人波



 人波...人の流れに逆らって歩いていると、 不意にひどい不安におそわれる。
 もし誰かが私に、 「知らない人が沢山いる中で一人でいるのと、 誰もいない何もない所(例えば、砂漠や草原のようの所) に一人でいるのと、どちらがいいか?」と聞いたら、 迷わず、誰もいないところを選んでしまいそうな気がする。

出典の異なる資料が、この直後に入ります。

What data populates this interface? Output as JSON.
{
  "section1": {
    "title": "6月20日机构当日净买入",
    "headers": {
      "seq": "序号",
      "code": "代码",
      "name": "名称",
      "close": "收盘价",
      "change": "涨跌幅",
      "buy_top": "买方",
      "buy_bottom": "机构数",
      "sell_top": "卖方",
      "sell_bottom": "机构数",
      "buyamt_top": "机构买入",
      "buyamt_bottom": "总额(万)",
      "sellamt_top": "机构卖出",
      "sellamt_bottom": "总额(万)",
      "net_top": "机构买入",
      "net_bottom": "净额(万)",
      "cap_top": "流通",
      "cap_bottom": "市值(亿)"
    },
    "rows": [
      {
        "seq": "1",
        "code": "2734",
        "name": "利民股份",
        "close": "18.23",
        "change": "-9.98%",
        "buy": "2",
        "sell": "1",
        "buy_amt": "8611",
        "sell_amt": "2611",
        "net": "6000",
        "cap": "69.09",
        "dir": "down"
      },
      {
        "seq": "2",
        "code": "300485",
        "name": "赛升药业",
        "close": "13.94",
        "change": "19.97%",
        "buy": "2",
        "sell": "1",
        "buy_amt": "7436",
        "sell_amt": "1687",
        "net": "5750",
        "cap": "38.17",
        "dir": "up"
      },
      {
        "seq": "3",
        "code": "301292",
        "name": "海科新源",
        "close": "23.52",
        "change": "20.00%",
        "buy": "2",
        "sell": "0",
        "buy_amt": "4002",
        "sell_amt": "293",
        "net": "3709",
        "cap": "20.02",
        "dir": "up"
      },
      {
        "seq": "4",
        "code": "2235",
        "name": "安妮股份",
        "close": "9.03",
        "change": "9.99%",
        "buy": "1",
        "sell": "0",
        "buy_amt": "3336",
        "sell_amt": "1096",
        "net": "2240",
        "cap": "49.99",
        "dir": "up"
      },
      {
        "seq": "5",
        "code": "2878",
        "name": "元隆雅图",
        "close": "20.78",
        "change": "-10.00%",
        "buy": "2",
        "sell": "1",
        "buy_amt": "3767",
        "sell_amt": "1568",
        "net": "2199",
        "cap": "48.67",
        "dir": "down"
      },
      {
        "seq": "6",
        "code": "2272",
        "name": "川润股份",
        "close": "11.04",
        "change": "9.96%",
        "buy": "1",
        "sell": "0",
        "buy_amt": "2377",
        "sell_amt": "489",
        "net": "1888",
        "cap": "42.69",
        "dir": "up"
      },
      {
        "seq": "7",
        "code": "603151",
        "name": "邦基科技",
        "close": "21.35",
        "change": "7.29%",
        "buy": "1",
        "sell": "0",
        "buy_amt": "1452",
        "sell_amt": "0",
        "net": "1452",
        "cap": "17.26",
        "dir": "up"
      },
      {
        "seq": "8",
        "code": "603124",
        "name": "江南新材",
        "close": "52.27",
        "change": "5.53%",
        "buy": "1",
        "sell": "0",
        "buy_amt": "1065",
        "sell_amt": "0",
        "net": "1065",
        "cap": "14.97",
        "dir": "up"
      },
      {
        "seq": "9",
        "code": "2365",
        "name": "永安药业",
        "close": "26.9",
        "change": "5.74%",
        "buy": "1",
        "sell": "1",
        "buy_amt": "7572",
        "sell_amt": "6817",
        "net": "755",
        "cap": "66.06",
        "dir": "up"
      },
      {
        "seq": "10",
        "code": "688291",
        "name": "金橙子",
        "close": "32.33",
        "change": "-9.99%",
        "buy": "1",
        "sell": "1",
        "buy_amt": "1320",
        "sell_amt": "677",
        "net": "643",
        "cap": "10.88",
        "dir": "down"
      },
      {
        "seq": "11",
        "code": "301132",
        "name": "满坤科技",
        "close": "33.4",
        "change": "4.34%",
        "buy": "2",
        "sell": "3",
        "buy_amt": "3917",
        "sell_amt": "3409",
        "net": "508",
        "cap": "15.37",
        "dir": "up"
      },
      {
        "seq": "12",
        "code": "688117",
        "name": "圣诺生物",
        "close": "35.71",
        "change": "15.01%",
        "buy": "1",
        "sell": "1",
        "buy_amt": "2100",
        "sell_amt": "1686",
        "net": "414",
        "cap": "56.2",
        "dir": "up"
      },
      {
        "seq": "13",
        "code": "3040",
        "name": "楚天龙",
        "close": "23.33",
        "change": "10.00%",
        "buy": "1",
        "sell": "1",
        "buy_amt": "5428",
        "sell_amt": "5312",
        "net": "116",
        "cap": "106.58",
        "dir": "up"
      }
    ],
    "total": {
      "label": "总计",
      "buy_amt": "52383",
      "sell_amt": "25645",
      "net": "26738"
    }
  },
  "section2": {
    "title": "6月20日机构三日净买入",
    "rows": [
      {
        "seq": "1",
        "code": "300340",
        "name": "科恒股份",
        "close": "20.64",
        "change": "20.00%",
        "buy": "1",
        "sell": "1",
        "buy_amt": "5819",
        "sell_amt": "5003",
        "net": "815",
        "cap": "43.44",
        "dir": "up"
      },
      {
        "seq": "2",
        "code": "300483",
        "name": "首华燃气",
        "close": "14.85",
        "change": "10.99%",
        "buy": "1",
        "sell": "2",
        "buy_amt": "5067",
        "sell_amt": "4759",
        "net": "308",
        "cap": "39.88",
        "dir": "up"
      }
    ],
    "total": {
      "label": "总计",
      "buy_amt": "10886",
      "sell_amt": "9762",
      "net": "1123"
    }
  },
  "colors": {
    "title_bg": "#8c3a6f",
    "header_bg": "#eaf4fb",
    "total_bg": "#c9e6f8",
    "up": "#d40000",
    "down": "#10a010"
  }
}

 私が20年生きてきて一番辛かったことは、 孤独であり、人に裏切られたことだから...。 人が信じられなくなることが一番恐い事だと思う。
 自分の存在を確かめるために、登校拒否をしたり、 自殺を考えたりした時期もあった。
 ある、いじめの本を読んで、私の母は可哀想と涙ぐみ、 ある子は大泣きしたと聞いたけど、 私は笑って読んでいた。 その主人公には、彼女を支える親友と先生(?)がいたのだから。 私はうらやましいとさえ思った。
 一度人間不信に陥ったり、 人と広く浅くつきあうようになった私は、 人に嫌われてもさほど傷つかなくはなったけど、 逆に人をすごく恐いと感じることが多くなったのである。
 だから私は、人混みが嫌いで、時にはめまいを起こしたり、 気持ち悪くなったりするのかもしれない。